Saat ditanya tentang waktu ideal DHE parkir di dalam negeri, Menteri Keuangan Sri Mulyani mengaku belum bisa memperkirakannya. "Nanti kami berkoordinasi dengan para menteri koordinator dulu untuk membahasnya," ujar Sri Mulyani.
Bagi pelaku usaha, rencana pemerintah untuk memperkuat cadangan devisa dengan menahan lebih lama DHE di dalam negeri sudah sepatutnya didukung. Bentuk dukungan itu juga wujud Cinta Indonesia.

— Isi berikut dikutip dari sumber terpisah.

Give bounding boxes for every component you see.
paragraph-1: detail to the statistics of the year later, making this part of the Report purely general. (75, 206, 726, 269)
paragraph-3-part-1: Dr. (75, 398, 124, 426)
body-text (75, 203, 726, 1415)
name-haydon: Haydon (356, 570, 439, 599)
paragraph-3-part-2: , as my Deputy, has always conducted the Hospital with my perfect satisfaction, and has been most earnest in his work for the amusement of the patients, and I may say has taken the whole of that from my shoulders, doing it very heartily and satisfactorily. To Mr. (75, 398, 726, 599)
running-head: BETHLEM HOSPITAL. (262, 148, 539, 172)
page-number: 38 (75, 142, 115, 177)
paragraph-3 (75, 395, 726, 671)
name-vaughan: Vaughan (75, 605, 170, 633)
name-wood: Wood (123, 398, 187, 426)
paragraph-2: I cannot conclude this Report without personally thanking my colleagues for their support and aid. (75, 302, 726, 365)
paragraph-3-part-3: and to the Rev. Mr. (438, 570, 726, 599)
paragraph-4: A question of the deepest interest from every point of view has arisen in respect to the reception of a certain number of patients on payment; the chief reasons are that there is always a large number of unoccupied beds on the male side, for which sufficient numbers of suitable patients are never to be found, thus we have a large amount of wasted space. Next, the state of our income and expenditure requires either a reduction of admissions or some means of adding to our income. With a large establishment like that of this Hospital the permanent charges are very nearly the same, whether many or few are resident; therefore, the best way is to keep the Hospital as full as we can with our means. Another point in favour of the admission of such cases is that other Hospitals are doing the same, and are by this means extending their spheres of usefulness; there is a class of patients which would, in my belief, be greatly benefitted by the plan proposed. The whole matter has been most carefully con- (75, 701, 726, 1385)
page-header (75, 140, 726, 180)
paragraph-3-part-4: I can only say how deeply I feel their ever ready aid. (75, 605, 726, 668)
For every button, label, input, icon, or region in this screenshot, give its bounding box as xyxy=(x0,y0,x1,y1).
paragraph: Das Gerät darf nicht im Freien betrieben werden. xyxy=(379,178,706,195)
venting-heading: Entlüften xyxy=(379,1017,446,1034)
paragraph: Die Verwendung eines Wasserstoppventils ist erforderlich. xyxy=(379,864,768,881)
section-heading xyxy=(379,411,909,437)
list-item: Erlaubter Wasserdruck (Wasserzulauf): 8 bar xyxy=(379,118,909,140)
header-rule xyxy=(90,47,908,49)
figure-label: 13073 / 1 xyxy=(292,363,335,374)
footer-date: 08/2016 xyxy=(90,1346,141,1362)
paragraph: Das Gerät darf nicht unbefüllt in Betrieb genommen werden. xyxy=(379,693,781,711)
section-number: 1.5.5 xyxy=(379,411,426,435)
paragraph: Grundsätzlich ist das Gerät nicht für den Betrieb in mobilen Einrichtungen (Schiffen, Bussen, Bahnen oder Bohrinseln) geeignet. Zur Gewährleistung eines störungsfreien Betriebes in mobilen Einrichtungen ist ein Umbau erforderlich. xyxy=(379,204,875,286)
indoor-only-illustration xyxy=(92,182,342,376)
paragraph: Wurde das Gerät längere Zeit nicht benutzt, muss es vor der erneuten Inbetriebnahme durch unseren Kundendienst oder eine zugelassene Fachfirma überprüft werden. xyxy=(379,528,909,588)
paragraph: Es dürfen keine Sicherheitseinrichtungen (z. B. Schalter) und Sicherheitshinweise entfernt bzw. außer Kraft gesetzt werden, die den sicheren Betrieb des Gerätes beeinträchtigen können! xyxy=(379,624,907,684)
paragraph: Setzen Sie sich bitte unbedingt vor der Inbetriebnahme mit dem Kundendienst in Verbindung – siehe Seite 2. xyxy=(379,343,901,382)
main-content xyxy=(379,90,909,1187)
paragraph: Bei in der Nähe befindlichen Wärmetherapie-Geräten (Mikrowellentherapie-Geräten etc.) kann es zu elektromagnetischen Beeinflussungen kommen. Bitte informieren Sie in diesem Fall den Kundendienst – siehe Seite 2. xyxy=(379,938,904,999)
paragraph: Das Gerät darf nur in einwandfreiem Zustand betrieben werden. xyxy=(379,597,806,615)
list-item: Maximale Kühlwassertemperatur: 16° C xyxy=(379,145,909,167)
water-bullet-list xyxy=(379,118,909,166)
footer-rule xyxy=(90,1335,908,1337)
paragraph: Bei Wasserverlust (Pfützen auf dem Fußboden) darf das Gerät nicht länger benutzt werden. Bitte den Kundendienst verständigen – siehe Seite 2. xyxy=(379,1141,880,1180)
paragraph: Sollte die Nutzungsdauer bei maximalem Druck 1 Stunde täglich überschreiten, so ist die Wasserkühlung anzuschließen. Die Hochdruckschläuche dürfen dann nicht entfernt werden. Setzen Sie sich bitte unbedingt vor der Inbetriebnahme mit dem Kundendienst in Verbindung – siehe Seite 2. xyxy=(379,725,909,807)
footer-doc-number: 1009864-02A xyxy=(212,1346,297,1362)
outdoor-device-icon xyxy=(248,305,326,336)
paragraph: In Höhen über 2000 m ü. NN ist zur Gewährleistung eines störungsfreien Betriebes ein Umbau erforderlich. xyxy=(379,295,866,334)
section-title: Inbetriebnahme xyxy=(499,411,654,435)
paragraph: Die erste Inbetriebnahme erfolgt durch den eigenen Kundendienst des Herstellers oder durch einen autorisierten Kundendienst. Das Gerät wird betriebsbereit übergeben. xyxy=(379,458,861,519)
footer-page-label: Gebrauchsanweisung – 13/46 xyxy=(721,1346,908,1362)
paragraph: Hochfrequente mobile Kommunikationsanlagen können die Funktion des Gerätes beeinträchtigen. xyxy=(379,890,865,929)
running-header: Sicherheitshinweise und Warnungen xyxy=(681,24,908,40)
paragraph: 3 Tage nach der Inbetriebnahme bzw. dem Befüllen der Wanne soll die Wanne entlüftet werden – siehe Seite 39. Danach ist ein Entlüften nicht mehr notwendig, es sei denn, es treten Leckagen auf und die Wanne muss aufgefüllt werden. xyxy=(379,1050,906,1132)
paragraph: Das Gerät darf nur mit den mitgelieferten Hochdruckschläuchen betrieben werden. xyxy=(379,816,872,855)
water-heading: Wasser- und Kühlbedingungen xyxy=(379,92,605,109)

Pelaku usaha akan rela hati untuk memarkir DHE-nya lebih lama di dalam negeri, apalagi kebijakan yang akan dirilis sebagai pengganti PP 1/2019 juga diiringi dengan pemberian pemanis. Yakni berupa imbal hasil yang lebih menarik, sehingga pelaku usaha tidak berkeinginan untuk menyimpan di luar negeri lagi.
Bila ini benar-benar direalisasi, cadangan devisa semakin kuat dan tahan terhadap goncangan, ketercukupan likuiditas valas di dalam negeri terjaga, dan masalah inflasi tinggi dan volatilitas pada nilai tukar rupiah juga dengan mudah teratasi.